The radiologists’ diagnosis and confidence ratings were converted to a 10 point ordinal scale (i.e. benign with (high) confidence of 5 was designated as 1, benign with (low) confidence of 1 was designated as 5, malignant with (low) confidence of 1 was designated as 6, malignant with (high) confidence of 5 was designated as 10)0.1. Similarly, CNN’s derived malignant probability fraction (between 0 and 1) were converted into an ordinal scale (0–0.10%, 1; 0.11–0.20%, 2; etc.). For both radiologists and CNN, a low probability/confidence rating was defined as nodules with ratings of 4–5 (for benign nodules) and 6–7 (for malignant nodules).

Visualizing the CNN

To assess correlation of CNN categorization to real world data, the training data were analyzed for previously described differentiating imaging features of benign and malignant nodules using K-means clustering technique.
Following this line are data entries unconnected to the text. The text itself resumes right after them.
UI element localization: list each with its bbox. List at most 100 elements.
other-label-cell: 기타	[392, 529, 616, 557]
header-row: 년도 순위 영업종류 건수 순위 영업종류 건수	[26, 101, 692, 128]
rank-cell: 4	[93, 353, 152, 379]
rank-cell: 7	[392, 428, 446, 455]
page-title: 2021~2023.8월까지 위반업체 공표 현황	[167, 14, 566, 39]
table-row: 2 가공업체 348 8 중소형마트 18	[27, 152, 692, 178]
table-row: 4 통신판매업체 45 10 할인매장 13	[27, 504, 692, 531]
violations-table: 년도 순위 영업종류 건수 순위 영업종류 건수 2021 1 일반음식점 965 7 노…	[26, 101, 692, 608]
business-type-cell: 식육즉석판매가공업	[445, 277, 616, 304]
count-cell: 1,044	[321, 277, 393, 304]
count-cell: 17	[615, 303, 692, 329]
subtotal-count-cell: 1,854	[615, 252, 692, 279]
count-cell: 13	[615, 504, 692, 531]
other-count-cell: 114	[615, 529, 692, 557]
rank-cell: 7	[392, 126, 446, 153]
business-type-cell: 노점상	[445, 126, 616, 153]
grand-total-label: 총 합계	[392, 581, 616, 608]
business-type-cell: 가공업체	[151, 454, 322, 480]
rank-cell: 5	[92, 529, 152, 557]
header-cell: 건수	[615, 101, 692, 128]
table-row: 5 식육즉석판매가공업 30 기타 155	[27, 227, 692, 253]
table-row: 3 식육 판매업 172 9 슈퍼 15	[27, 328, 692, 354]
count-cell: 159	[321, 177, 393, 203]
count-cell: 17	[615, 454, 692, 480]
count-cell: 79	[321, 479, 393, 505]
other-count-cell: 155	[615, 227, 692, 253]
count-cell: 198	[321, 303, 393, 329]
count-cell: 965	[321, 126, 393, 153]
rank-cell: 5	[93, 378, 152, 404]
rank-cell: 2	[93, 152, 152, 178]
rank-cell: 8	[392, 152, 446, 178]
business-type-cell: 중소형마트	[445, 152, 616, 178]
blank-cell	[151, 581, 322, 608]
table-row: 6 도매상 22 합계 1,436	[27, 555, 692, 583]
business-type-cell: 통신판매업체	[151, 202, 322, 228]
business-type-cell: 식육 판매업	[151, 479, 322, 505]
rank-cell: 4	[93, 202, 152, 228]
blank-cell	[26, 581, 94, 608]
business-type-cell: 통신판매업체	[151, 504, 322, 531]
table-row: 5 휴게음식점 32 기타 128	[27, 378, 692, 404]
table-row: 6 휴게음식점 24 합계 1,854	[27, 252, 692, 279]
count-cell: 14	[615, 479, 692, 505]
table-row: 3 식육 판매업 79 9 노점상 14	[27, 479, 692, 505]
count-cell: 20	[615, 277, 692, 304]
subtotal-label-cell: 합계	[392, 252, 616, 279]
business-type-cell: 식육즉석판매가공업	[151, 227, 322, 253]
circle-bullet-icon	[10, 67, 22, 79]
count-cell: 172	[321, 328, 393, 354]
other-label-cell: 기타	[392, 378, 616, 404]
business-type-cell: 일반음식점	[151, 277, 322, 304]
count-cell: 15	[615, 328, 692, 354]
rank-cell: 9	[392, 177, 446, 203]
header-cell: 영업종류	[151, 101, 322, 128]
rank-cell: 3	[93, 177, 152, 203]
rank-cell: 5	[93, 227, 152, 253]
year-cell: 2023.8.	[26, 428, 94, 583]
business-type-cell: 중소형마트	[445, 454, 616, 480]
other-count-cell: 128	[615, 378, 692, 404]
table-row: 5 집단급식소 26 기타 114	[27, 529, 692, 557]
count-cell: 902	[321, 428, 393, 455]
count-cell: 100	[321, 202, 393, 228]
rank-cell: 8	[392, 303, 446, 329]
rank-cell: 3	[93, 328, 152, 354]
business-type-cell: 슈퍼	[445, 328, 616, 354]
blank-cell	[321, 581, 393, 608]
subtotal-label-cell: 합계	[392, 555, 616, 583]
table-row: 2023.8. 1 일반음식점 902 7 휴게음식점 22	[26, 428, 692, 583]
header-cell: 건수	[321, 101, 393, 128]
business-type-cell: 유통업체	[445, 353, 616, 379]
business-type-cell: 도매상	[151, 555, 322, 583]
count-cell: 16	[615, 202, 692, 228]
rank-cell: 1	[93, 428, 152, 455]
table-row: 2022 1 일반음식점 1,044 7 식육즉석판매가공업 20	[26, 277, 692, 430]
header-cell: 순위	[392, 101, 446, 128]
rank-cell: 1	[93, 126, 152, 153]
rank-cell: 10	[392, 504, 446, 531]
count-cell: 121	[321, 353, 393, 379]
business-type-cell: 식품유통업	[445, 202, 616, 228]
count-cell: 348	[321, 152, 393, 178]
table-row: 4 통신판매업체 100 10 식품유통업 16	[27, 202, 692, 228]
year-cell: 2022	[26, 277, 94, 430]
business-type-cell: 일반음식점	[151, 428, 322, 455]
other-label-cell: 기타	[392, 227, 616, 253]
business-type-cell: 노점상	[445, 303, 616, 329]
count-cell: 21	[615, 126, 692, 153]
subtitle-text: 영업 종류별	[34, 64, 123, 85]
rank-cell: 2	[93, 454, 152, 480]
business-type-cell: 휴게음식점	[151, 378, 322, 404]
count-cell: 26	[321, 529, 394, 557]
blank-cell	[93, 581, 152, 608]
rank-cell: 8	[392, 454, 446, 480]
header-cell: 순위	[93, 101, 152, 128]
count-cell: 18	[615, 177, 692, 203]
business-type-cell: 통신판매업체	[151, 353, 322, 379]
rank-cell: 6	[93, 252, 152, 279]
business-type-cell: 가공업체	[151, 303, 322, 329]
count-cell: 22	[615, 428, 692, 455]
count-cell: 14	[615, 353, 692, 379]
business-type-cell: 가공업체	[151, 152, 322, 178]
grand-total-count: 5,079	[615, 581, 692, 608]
These features were nodule size (smaller size in benign), attenuation (density, lower in benign), and discrete margins (more discrete in benign) (3). Size was determined by measuring nodule area and attenuation through mean attenuation values of the central 9 pixels. Margins were assessed by two means, edge-sharpness (mean attenuation difference between outside and inside of the nodule along the margins), and solidity (a measure of irregularity along the margin of the nodule). (see Supplementary Materials C and supplementary Fig. 2). Upon the completion of the study, the pre-softmax layer of the training and testing sets were depicted on t-Distributed Stochastic Neighbor Embedding (t-SNE) plots. T-SNE plots are means of depicting the relationship of multidimensional objects into a two-dimensional representation9.

CT scans

Acquisition parameters of CT scans are noted in Supplementary Materials D.

Statistical analysis

Binary logistic regression was performed to identify the combination of the performance of CNN-derived probability and presence of metastasis in liver in predicting the malignancy of liver nodules. A similar analysis was performed with different radiologists’ confidence rating predicting the malignancy of liver nodules. ROC curve analysis was performed using a nonparametric approach21. Sensitivities and specificities were reported at a threshold point of 0.5 for both radiologists and CNN. Agreement between radiologists and CNN was assessed using unweighted Kappa values by converting CNN probabilities into a binary scale (benign/malignant). Agreement was interpreted using the following scale: 0.41–0.60 as moderate, 0.61–0.80 as substantial, and > 0.81 as almost perfect. McNemar’s Test was used to compare proportion of nodules rated with low confidence by radiologists to CNN. All tests were two-sided. A p value < 0.05 was considered statistically significant. Analysis was performed using SAS (v.9.4 windows, SAS Institute, Cary, North Carolina).